Words have tremendous power and at this conflicted point in history, sensitivity to any politically-oriented word used to accuse or deride someone or a political party, can cause grave harm and division.
The form of governance that acquired the name socialism has been extremely unsuccessful and has cost the lives of many people in wars and other conflicts. This governance model has innumerable forms and modulations. It is clear one cannot pin it down to one thing.
I do not advocate for a socialistic form of government, which I believe would have disastrous results for this country. In fact, I made it clear that I am not a fan of socialism.
My neighbors and I have constructed a sort of wooden fortress within which are five extremely secure metal mailboxes. Since I am part of this enclave, I also have a box with my address on it. However, I do not receive mail there. Rather, I use a post office box. Accordingly, I rarely check the local box. By coincidence, on May 9, I opened it to empty it of junk mail. To my surprise, there were five letters directed to me.

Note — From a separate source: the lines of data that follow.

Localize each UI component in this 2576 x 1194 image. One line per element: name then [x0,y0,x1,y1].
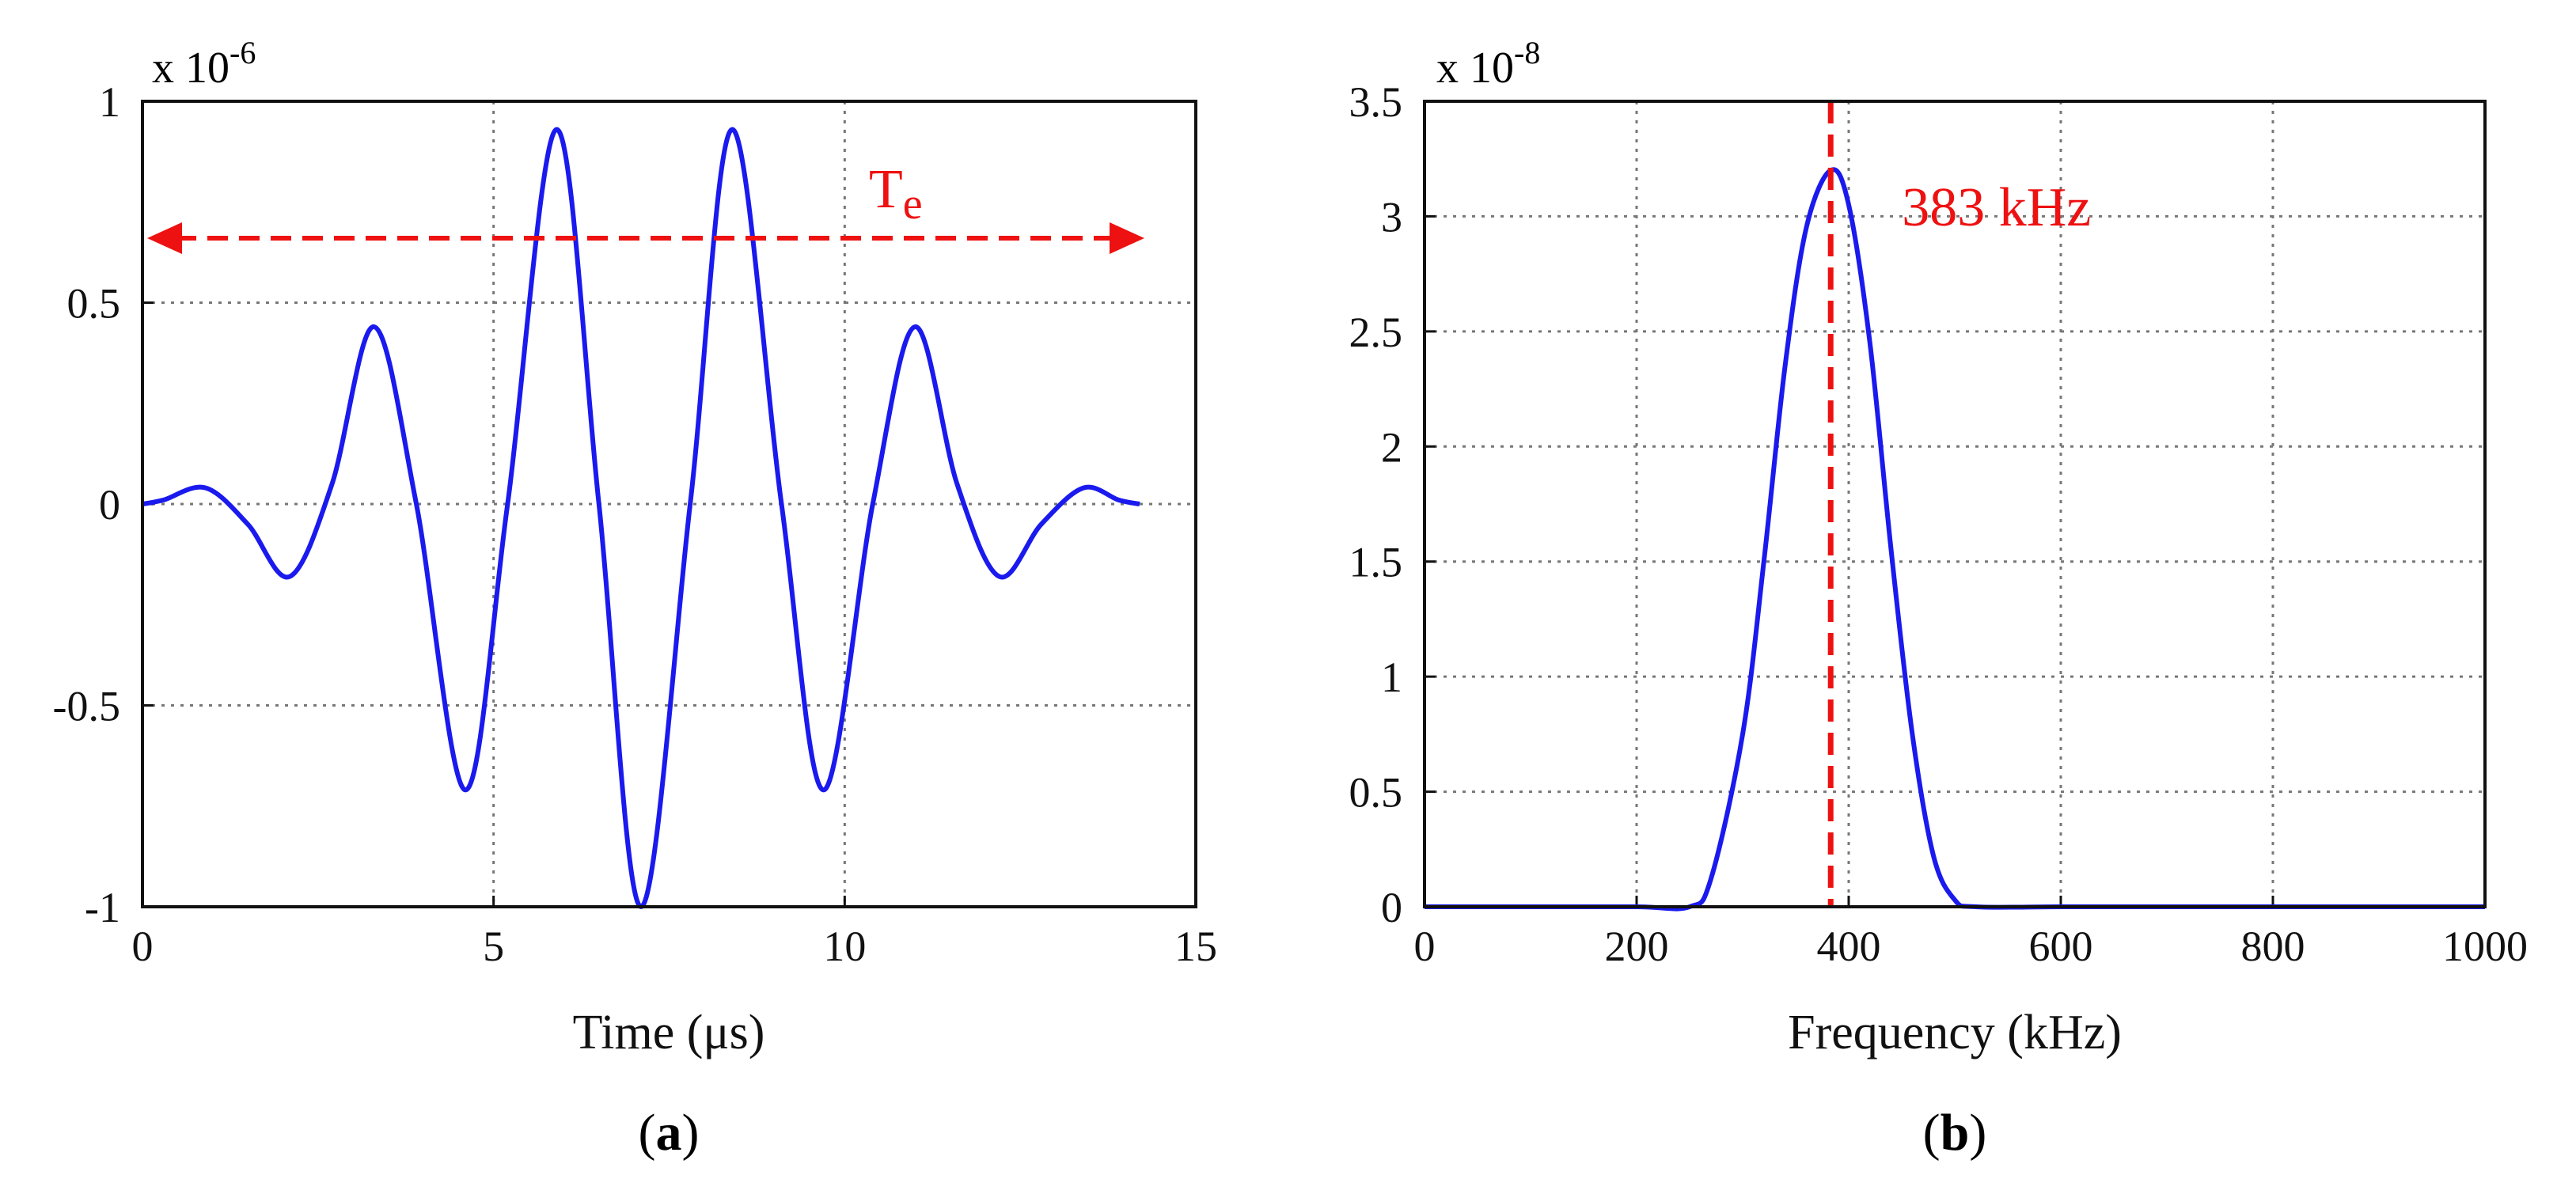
y-tick-label: 1 [1381,654,1402,701]
chart-a-plot-frame [141,100,1197,908]
chart-a-duration-symbol: T [869,159,903,220]
chart-b-y-multiplier-exponent: -8 [1514,35,1540,70]
chart-a-panel-label: (a) [639,1104,700,1162]
chart-a: 1 0.5 0 -0.5 -1 0 5 10 15 Te x 10-6 Time (μs) (… [53,35,1217,1162]
chart-a-x-ticks: 0 5 10 15 [132,896,1217,970]
y-tick-label: 3.5 [1349,78,1403,126]
y-tick-label: 2.5 [1349,309,1403,356]
chart-a-series-line [142,127,1140,909]
x-tick-label: 15 [1174,923,1217,970]
chart-a-arrowhead-left [147,222,182,255]
chart-b-gridlines [1425,101,2485,907]
x-tick-label: 5 [483,923,504,970]
x-tick-label: 1000 [2442,923,2528,970]
chart-b: 3.5 3 2.5 2 1.5 1 0.5 0 0 200 400 600 800 1000 383 k… [1349,35,2529,1162]
chart-a-gridlines [142,101,1196,907]
y-tick-label: 0.5 [67,280,121,328]
x-tick-label: 200 [1605,923,1669,970]
y-tick-label: 3 [1381,193,1402,241]
chart-a-duration-subscript: e [903,180,923,229]
y-tick-label: 0.5 [1349,769,1403,817]
chart-a-panel-letter: a [656,1104,682,1162]
chart-a-duration-annotation: Te [147,159,1145,255]
x-tick-label: 0 [132,923,154,970]
chart-a-x-axis-label: Time (μs) [573,1006,765,1059]
chart-b-y-ticks: 3.5 3 2.5 2 1.5 1 0.5 0 [1349,78,1436,931]
x-tick-label: 0 [1414,923,1436,970]
chart-b-x-axis-label: Frequency (kHz) [1788,1006,2122,1059]
y-tick-label: 1 [99,78,120,126]
x-tick-label: 600 [2029,923,2093,970]
chart-b-x-ticks: 0 200 400 600 800 1000 [1414,896,2528,970]
chart-b-y-multiplier-base: x 10 [1436,44,1514,93]
chart-a-y-multiplier-base: x 10 [152,44,230,93]
y-tick-label: 1.5 [1349,539,1403,586]
x-tick-label: 800 [2241,923,2305,970]
chart-b-panel-label: (b) [1923,1104,1987,1162]
chart-b-peak-frequency-label: 383 kHz [1902,177,2091,238]
chart-a-y-multiplier: x 10-6 [152,35,256,93]
y-tick-label: 0 [99,481,120,529]
chart-a-duration-label: Te [869,159,923,229]
y-tick-label: 0 [1381,884,1402,931]
chart-b-y-multiplier: x 10-8 [1436,35,1540,93]
chart-b-plot-frame [1423,100,2487,908]
chart-b-panel-letter: b [1941,1104,1970,1162]
chart-a-arrowhead-right [1110,222,1145,255]
chart-a-y-ticks: 1 0.5 0 -0.5 -1 [53,78,154,931]
x-tick-label: 400 [1817,923,1881,970]
y-tick-label: -1 [85,884,120,931]
chart-b-series-line [1424,167,2485,912]
chart-a-y-multiplier-exponent: -6 [230,35,256,70]
y-tick-label: 2 [1381,423,1402,471]
y-tick-label: -0.5 [53,683,120,730]
x-tick-label: 10 [823,923,866,970]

None of the letters were stamped — a federal offense that carries a fine of $2,000 to $10,000. They were not signed, nor did they have return addresses. Each contained a sort of history lesson I suspect was copied from internet sources, given the language used. Only one had a question as to “what planet I live on” if I don’t understand the evils of socialism.
Nonetheless, none of the letters were nasty and I suspect they came from decent folks who had legitimate concerns that were triggered by my use of the word “socialism.” Exactly my point in the commentary.
Here is where a prediction I made came eerily true. Simply by using the phrase “socialism, you better duck because you will get a barrage of invective and criticism …”
Well, I can’t categorize these letters as containing invective, but they were strong, even if copied from internet sources.
It appeared that only a couple of the letters were unique in that most used the same stationery and type font.
Then, to my surprise, over the next few days another 15 letters arrived, this time with stamps on them. Some were actually posted, others had stamps but no postage. Again, the letters were not signed and many of them used the same stationery and type font.
As I said in the commentary, I am no fan of socialism. Yet it appeared from the letters I received that some folks believed otherwise. Again, this confirms my thesis that the word elicits very strong reactions.
Let’s not fail to remember the awful days of Sen. Joseph McCarthy and blacklists. At the time, our nation was awash in a neurotic fear of communism.
I have studied history for many years, since I received my university degree in that field. In those studies, I have seen the worst conflicts and loss of life come to pass because of the use of inflammatory and, in many cases, not-well-understood words.
I salute the letter writers for their strong but decent presentation.